A high-profile fraud case that highlights deep-rooted corruption within Greece’s agricultural subsidy system has come to trial in Athens, drawing attention across Europe. The case is part of a wider investigation by the European Public Prosecutor’s Office (EPPO) into the misuse of EU funds allocated to farmers and livestock breeders through Greece’s national agricultural agency, OPEKEPE.
Seven defendants are currently on trial at the Athens Single-Member Court of Appeals, facing misdemeanor charges for unlawfully receiving subsidies meant to support new and small-scale farmers. Some of the accused have already returned the money, but the case is seen as just the tip of the iceberg. The EPPO’s ongoing investigation, which began in 2019 and continues to the present day, has uncovered a fraudulent scheme of significant scale, potentially involving state actors, fake claims, and misuse of digital land ownership records.
Key testimony in the trial came from Paraskevi Tycheropoulou, a former official at OPEKEPE who played a pivotal role in uncovering the fraud. According to her court statement, the investigation began following anonymous complaints about irregular subsidy payments from the national reserve—funds designated to support young farmers and herders. Tycheropoulou found that some individuals declared ownership of pastureland one year, only for that same land to appear under different names the next. In some cases, land had never been reported in tax filings, while one claim was linked to a man who had died in 2016 but whose property was used to claim subsidies in 2015 and beyond.
The fraud exploited gaps in land registration and verification.
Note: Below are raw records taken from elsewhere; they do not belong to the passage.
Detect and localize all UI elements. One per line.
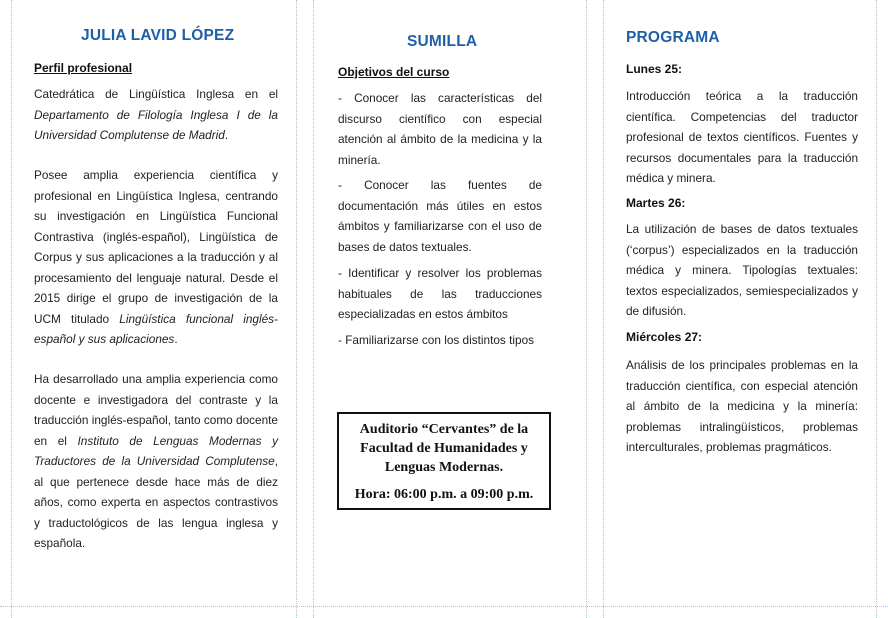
day-description: Análisis de los principales problemas en la traducción científica, con especial atención al ámbito de la medicina y la minería: problemas intralingüísticos, problemas interculturales, problemas pragmáticos.	[626, 358, 858, 454]
summary-title: SUMILLA	[407, 33, 478, 50]
objective-item: - Conocer las características del discurso científico con especial atención al ámbito de la medicina y la minería.	[338, 91, 542, 167]
venue-location: Auditorio “Cervantes” de la Facultad de Humanidades y Lenguas Modernas.	[359, 422, 529, 475]
objectives-subtitle: Objetivos del curso	[338, 65, 450, 79]
guide-line	[876, 0, 877, 618]
objective-item: - Conocer las fuentes de documentación más útiles en estos ámbitos y familiarizarse con el uso de bases de datos textuales.	[338, 178, 542, 254]
profile-paragraph: Ha desarrollado una amplia experiencia como docente e investigadora del contraste y la traducción inglés-español, tanto como docente en el Instituto de Lenguas Modernas y Traductores de la Universidad Complutense, al que pertenece desde hace más de diez años, como experta en aspectos contrastivos y traductológicos de las lengua inglesa y española.	[34, 372, 278, 550]
guide-line	[11, 0, 12, 618]
venue-time: Hora: 06:00 p.m. a 09:00 p.m.	[354, 487, 534, 502]
day-description: Introducción teórica a la traducción científica. Competencias del traductor profesional de textos científicos. Fuentes y recursos documentales para la traducción médica y minera.	[626, 89, 858, 185]
guide-line	[296, 0, 297, 618]
day-label: Martes 26:	[626, 196, 686, 210]
author-name: JULIA LAVID LÓPEZ	[81, 27, 235, 44]
guide-line	[603, 0, 604, 618]
profile-paragraph: Posee amplia experiencia científica y profesional en Lingüística Inglesa, centrando su investigación en Lingüística Funcional Contrastiva (inglés-español), Lingüística de Corpus y sus aplicaciones a la traducción y al procesamiento del lenguaje natural. Desde el 2015 dirige el grupo de investigación de la UCM titulado Lingüística funcional inglés-español y sus aplicaciones.	[34, 168, 278, 346]
objective-item: - Identificar y resolver los problemas habituales de las traducciones especializadas en estos ámbitos	[338, 266, 542, 321]
guide-line	[0, 606, 888, 607]
profile-paragraph: Catedrática de Lingüística Inglesa en el Departamento de Filología Inglesa I de la Universidad Complutense de Madrid.	[34, 87, 278, 142]
guide-line	[586, 0, 587, 618]
profile-subtitle: Perfil profesional	[34, 61, 133, 75]
day-label: Lunes 25:	[626, 62, 683, 76]
program-title: PROGRAMA	[626, 29, 720, 46]
venue-box	[337, 412, 551, 510]
day-label: Miércoles 27:	[626, 330, 703, 344]
day-description: La utilización de bases de datos textuales (‘corpus’) especializados en la traducción médica y minera. Tipologías textuales: textos especializados, semiespecializados y de difusión.	[626, 222, 858, 318]
objective-item: - Familiarizarse con los distintos tipos	[338, 333, 535, 347]
guide-line	[313, 0, 314, 618]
People claimed ownership of public or previously undeclared land, inserting it into their E9 tax forms, then applying for subsidies as either landowners or renters. The discrepancies, Tycheropoulou said, often went undetected due to the lack of cross-referencing between government databases. Regional offices of OPEKEPE reportedly held differing records, with conflicting names and codes, helping conceal the fraudulent claims.
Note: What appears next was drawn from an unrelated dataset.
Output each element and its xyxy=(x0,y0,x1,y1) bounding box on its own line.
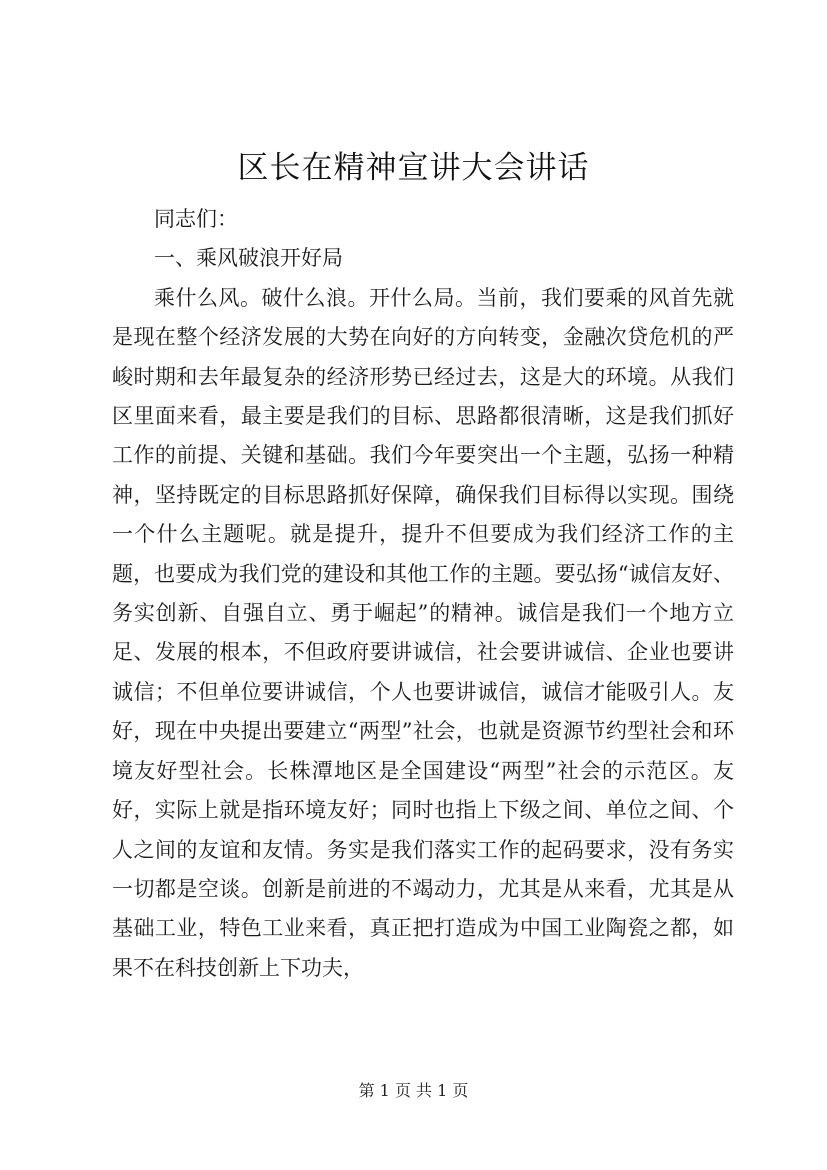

Efforts to recover the funds began in 2023, but according to Tycheropoulou, the initiative was derailed by internal reshuffling within the agency. Despite facing disciplinary scrutiny, Tycheropoulou eventually became a central figure in the EPPO probe, offering critical insights based on her time as a state inspector.
While the trial continues, the broader scandal has exploded into a political crisis. Opposition parties have accused Prime Minister Kyriakos Mitsotakis and his New Democracy government of failing to address known dysfunction within OPEKEPE. During a televised interview, PASOK party leader Nikos Androulakis slammed the administration, calling Mitsotakis “the architect of the corruption” and accusing him of treating the state as a political spoil. He criticized the government for cycling through five agriculture ministers and six OPEKEPE directors in six years, suggesting that these personnel changes were designed to deflect blame and avoid accountability.
The political firestorm intensified when SYRIZA’s parliamentary leader Sokratis Famellos filed a formal question to the Prime Minister. He cited a string of revelations, including allegations that the European Chief Prosecutor had faced intimidation while conducting her investigation. Famellos also condemned the government’s recent decision to dissolve OPEKEPE and merge its functions into the Independent Authority for Public Revenue (AADE), interpreting it as a veiled attempt to bury the scandal and avoid political fallout.
The scandal has already damaged Greece’s standing in Brussels. The European Commission placed OPEKEPE under enhanced supervision in 2024—a rare and humiliating move for a member state. There are also threats of steep financial penalties and the potential withdrawal of Greece’s accreditation to manage EU agricultural funds, which could jeopardize future CAP (Common Agricultural Policy) payments.
International media outlets, including Politico, have reported extensively on the case, framing it as a striking example of how EU funds can be siphoned off through bureaucratic dysfunction and political complicity. The scandal undermines the credibility of Greece’s public institutions and casts doubt on the transparency of its rural development programs—an area seen as essential for the country’s economic recovery and regional equity.